Rapporté à une population d’environ 660 000 habitants, le ratio atteint 24,2 oldtimers pour 1 000 habitants — un chiffre qui place le Luxembourg en tête du continent, selon les données croisées de la Fédération Internationale des Véhicules Anciens (FIVA) et d’Eurostat.
Une Europe à plusieurs vitesses
Ce résultat prend tout son relief à l’échelle européenne. Le Royaume-Uni, pourtant réputé pour sa culture des « classic cars », affiche un ratio de 22,7 oldtimers pour 1 000 habitants. L’Allemagne, qui abrite environ 1,2 million de véhicules historiques — l’un des plus grands parcs du continent en volume — ne dépasse pas 14,3 pour 1 000 en raison de sa population de 84 millions d’habitants.
La Belgique et la Suisse suivent avec des densités comparables, respectivement 12,8 et 12,5 pour 1 000 habitants. Les Pays-Bas et le Portugal se situent autour de 11, portés par une culture dynamique de la voiture ancienne. Quant à la France et l’Italie, chacune créditée d’environ 400 000 véhicules historiques, leurs ratios chutent à 5,9 et 6,8, dilués par des populations bien plus importantes. En bas de classement, les pays d’Europe centrale et orientale témoignent d’un rapport différent à l’automobile ancienne : la Pologne pointe à 1,1 pour 1 000 habitants, la Hongrie à 3,1.
Volkswagen devant Citroën et Mercedes
Côté marques, les données de la Société Nationale de Circulation Automobile (SNCA) réservent quelques surprises. Tous véhicules historiques confondus — voitures, motos, camions, tracteurs —, Volkswagen domine largement le classement avec 1 095 véhicules, devant Mercedes (815) et Citroën (773). Porsche suit avec 699 unités, puis BMW (645), Fiat (622), Deutz (619) et Fendt (609). La présence de ces deux dernières marques, spécialistes du tracteur, rappelle que le patrimoine roulant luxembourgeois puise aussi ses racines dans le monde agricole. Honda (553) et Renault (474) complètent ce top 10 éclectique.
Si l’on se concentre sur les voitures uniquement, le classement se resserre : Volkswagen reste en tête (959), talonné par Citroën (714), Mercedes (692), Porsche (671) et BMW (500). La Coccinelle et la 2CV côtoient ainsi les 911 et les Classe S dans les garages du Grand-Duché — preuve que la passion des anciennes ne connaît pas de frontière de gamme.
Une De Dion-Bouton de 1895, doyenne du parc
Parmi ces milliers de vétérans, un véhicule se distingue par son ancienneté exceptionnelle. La plus vieille voiture actuellement immatriculée au Luxembourg est une De Dion-Bouton dont la première mise en circulation remonte au 17 mars 1895 — il y a très exactement 131 ans.

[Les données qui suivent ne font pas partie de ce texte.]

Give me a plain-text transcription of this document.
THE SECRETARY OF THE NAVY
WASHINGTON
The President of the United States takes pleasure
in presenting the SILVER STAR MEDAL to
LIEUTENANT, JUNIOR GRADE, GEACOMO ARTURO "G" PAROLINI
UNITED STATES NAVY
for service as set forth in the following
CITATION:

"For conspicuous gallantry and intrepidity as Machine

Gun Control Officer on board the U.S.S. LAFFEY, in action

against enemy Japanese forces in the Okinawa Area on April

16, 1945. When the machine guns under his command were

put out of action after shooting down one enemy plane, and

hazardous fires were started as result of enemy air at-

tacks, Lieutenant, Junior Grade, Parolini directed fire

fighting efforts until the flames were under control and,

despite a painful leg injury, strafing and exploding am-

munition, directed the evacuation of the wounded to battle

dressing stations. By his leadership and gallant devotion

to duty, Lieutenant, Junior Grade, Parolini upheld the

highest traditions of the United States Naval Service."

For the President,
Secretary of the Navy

Ce constructeur français, fondé en 1883, fut le plus grand fabricant d’automobiles au monde en 1900.
Pourquoi le Luxembourg se distingue-t-il ?
Aucune statistique officielle ne détaille les raisons de cet engouement, mais plusieurs facteurs structurels éclairent cette exception. Le pouvoir d’achat élevé du pays rend plus accessible l’acquisition et l’entretien d’un véhicule ancien. La culture automobile est profondément ancrée dans le quotidien : le Luxembourg vit avec et par la voiture depuis des décennies. Les distances courtes à parcourir permettent un usage régulier sans les contraintes des grands pays.
Bien plus qu’une statistique
La forte présence de voitures anciennes au Luxembourg ne relève pas d’un simple fait comptable. Elle témoigne d’une identité singulière : celle d’un pays où l’automobile, au-delà de la mobilité quotidienne, demeure un objet culturel, un lien entre générations, parfois un héritage familial. Les enquêtes de la FIVA montrent que partout en Europe, la possession d’un véhicule historique est davantage motivée par l’émotion et le plaisir de la conduite que par un objectif d’investissement.
Champion européen de la densité d’oldtimers, ce titre inattendu pour un si petit territoire, reflète une réalité profondément ancrée. Ici, les voitures anciennes ne sont pas des reliques. Elles restent une part vivante du patrimoine — et du plaisir de conduire.